Compatibility with unzip. Also for simplicity, every "version made by" field is set to zero. Since its upper byte identifies the host system and zero corresponds to "MS-DOS and OS/2", this creates some compatibility problems with Info-ZIP unzip on Unix-like systems:

unzip converts backslashes in paths to forward slashes when extracting, because some buggy zippers use backslashes. There seems to be no workaround.
unzip assumes that paths are encoded in the OEM charset. Use -Outf8 if necessary.
unzip converts paths to lowercase if -L is used or if unzip is older than 5.11. Since unzip 6.00 is from 2009, old versions are probably pretty rare. Don't use -L.
unzip converts CRLF in file data to LF if -aa is used. Don't use -aa.
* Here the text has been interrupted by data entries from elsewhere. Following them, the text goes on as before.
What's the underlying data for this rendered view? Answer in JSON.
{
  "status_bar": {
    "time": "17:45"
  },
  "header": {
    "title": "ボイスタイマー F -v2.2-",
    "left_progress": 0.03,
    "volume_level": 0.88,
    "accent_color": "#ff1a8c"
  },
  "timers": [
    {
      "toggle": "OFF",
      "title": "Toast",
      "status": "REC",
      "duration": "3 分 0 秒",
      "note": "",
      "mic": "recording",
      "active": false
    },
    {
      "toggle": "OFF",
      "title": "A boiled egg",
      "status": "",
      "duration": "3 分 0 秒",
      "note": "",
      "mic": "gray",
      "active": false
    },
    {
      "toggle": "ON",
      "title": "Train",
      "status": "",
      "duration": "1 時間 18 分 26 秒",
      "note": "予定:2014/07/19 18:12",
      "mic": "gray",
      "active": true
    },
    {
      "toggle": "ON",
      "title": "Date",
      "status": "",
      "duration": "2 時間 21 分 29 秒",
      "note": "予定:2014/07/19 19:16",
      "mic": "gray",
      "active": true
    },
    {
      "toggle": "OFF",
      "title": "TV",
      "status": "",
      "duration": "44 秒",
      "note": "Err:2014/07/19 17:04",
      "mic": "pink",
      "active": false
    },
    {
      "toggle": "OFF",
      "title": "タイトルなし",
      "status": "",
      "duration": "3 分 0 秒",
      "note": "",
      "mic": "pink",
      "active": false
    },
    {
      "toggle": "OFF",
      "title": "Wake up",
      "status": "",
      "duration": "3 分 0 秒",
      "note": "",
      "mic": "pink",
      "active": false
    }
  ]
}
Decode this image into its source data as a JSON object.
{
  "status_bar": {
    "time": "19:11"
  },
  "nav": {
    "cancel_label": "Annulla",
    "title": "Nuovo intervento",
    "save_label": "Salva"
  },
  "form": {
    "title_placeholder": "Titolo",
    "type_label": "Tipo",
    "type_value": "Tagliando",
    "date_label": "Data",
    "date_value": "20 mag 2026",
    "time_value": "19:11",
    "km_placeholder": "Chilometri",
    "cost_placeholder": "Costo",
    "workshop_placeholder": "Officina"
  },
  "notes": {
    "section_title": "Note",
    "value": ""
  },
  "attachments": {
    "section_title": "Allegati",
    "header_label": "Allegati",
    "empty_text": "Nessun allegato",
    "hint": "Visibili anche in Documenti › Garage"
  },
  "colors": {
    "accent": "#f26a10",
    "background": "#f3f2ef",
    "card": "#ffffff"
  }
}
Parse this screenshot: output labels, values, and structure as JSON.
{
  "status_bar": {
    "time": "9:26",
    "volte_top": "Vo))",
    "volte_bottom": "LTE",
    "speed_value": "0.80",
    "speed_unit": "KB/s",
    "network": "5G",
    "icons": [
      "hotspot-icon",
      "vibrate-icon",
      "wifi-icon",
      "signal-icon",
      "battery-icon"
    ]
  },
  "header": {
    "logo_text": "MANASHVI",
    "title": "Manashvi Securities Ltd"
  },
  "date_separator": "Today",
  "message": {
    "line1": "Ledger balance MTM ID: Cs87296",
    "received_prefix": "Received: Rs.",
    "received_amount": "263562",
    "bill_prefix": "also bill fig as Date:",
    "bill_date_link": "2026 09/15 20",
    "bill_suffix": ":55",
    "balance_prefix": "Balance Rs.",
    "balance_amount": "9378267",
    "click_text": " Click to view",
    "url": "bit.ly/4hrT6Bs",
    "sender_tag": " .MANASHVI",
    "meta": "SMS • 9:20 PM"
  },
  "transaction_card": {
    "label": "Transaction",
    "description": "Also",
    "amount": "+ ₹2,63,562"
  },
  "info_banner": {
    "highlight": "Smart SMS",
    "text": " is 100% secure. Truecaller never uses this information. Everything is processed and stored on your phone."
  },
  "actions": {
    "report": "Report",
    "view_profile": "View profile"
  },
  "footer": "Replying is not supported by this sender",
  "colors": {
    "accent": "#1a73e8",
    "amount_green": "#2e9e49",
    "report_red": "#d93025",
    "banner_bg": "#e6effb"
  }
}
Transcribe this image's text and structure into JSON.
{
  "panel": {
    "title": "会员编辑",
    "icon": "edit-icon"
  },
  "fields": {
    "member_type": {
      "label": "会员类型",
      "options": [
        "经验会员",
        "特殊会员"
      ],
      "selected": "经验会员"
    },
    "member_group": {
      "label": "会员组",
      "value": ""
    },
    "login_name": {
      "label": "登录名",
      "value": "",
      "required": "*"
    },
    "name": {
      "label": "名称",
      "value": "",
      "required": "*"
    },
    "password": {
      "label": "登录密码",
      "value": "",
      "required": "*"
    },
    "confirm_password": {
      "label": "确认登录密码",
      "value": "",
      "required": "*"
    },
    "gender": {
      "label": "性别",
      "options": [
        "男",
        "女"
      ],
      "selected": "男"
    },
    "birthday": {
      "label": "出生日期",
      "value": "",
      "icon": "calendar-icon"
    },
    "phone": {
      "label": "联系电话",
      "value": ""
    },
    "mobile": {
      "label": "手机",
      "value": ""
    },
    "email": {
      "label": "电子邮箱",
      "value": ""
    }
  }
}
From this investigation it appears that VFAT (host system 14) or Unix (host system 3) may be a better choice. The format is not yet finalized, and I may change my mind about this matter.

Footnotes

MS-DOS datetimes are little-endian 32-bit bitfields with, from the most significant to the least, 7 bits for year since 1980, 4 bits for month, 5 bits for day, 5 bits for hour, 6 bits for minute, and 5 bits for second, in some local timezone. As such, they only last until 2107 and only have two-second precision. Moreover, some software may not handle years after 2099 properly. [citation needed]
Since the end-of-central-directory record at the end of the file ends with a variable-length comment field, there can be multiple valid end-of-central-directory records. Also, unzip -l uses the central directory and doesn't check the local file headers, while unzip -t and unzip -x uses local file headers and doesn't check the central directory.